Evaluating the “Bugs” with Expanded Use of AI in Infectious Diseases Patient Care

Reviewed by: David Cluck, PharmD; East Tennessee State University

Bottom Line: Prediction models that stratify patients with sepsis and risk of resistant gram-negative bacilli (GNB) infections often drive treatment guidance however this stratification poorly extrapolates to other institutions. This study encourages institutions to develop their own risk stratification models to better identify patients at risk for resistant GNB.1 The findings are juxtaposed with a recent publication utilizing artificial intelligence-based software (AI) for selection of empiric and targeted antimicrobial therapy.2 In short, use of AI will expand, at the very least providing real-time integrated clinical guidance at the facility level.
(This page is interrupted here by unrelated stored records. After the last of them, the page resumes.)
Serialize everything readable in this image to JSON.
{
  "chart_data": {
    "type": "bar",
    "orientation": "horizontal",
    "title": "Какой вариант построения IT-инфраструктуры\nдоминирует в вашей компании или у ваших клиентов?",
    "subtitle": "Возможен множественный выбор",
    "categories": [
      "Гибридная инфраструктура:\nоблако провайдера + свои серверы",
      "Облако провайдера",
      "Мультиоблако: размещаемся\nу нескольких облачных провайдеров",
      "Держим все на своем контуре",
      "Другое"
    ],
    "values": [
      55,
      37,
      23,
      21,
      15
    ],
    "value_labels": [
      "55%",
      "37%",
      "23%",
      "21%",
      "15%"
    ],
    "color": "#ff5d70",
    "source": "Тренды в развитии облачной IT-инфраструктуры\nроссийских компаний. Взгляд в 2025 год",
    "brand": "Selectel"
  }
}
Vazquez Guillamet and colleagues hypothesized that differing patient case mixes and gram-negative bacilli (GNB) resistance rates would explain the variable performance of resistant GNB prediction models across hospitals.1 Case mix indices represent the average diagnosis relative weight or proportion for each included hospital. To test these hypotheses, investigators developed deep learning models based on artificial neural networks to model complex medical data and to project levels of antimicrobial resistance in GNB responsible for community-onset and hospital-onset sepsis. Adult patients admitted from January 2016 and October 2021 with sepsis diagnosis from 10 acute-care hospitals in rural and urban areas across Missouri and Illinois (Barnes-Jewish Hospitals) were retrospectively analyzed. Inclusion criteria included blood cultures indicating sepsis, having received 4 days of antibiotic treatment, and having organ dysfunction (vasopressor use, mechanical ventilation, increased creatinine or bilirubin levels, and thrombocytopenia). A total of 39,893 patients were included representing 85,238 sepsis diagnoses.

The outcome of interest was GNB antimicrobial resistance level in community-onset and hospital-onset sepsis episodes categorized to replicate choices made in clinical practice. Culture results were stratified for ceftriaxone-susceptible GNB (SS), ceftriaxone-resistant but cefepime-susceptible GNB (RS), and ceftriaxone- and cefepime-resistant GNB (RR). The models were tested across hospitals and patient subgroups. Models were assessed using area under the receiver operating characteristic curve (AUROC) and area under precision recall curve (AUPRC). The use of AUPRC evaluated the positive predictive value over all sensitivity thresholds allowing assessment of the model to project resistance. 

Findings from this study were not entirely different than what most institutions are likely to encounter. RS and RR isolates were more common in hospital-onset sepsis compared with community-acquired sepsis (RS: 2389 episodes [5.7%] vs 1667 episodes [3.9%]; RR: 1626 [3.9%] vs 796 [1.8%]). History of previous infections in conjunction with history of resistant isolates were more common in the RS and RR groups in community-onset sepsis. RR isolates were cultured from urinary specimens in community-onset sepsis, and from respiratory specimens in hospital-onset sepsis. Moreover, in community-onset sepsis, 375 RR episodes (47.1%), 420 RS episodes (25.2%) and 3483 of 40,744 (8.5%) SS episodes were among patients with resistance to antimicrobial drugs (P < .001). The authors concluded risk stratification model performance varied widely across participating hospitals and patient subgroups, but did demonstrate correlation with local resistance patterns.

References:

  1. Vazquez Guillamet MC, Liu H, Atkinson A, Fraser VJ, Lu C, Kollef MH. Performance of Risk Models for Antimicrobial Resistance in Adult Patients With Sepsis. JAMA Netw Open. 2024;7(11):e2443658.
  2. Tejeda MI, Fernández J, Valledor P, Almirall C, Barberán J, Romero-Brufau S. Retrospective validation study of a machine learning-based software for empirical and organism-targeted antibiotic therapy selection. Antimicrob Agents Chemother. 2024 Oct 8;68(10):e0077724.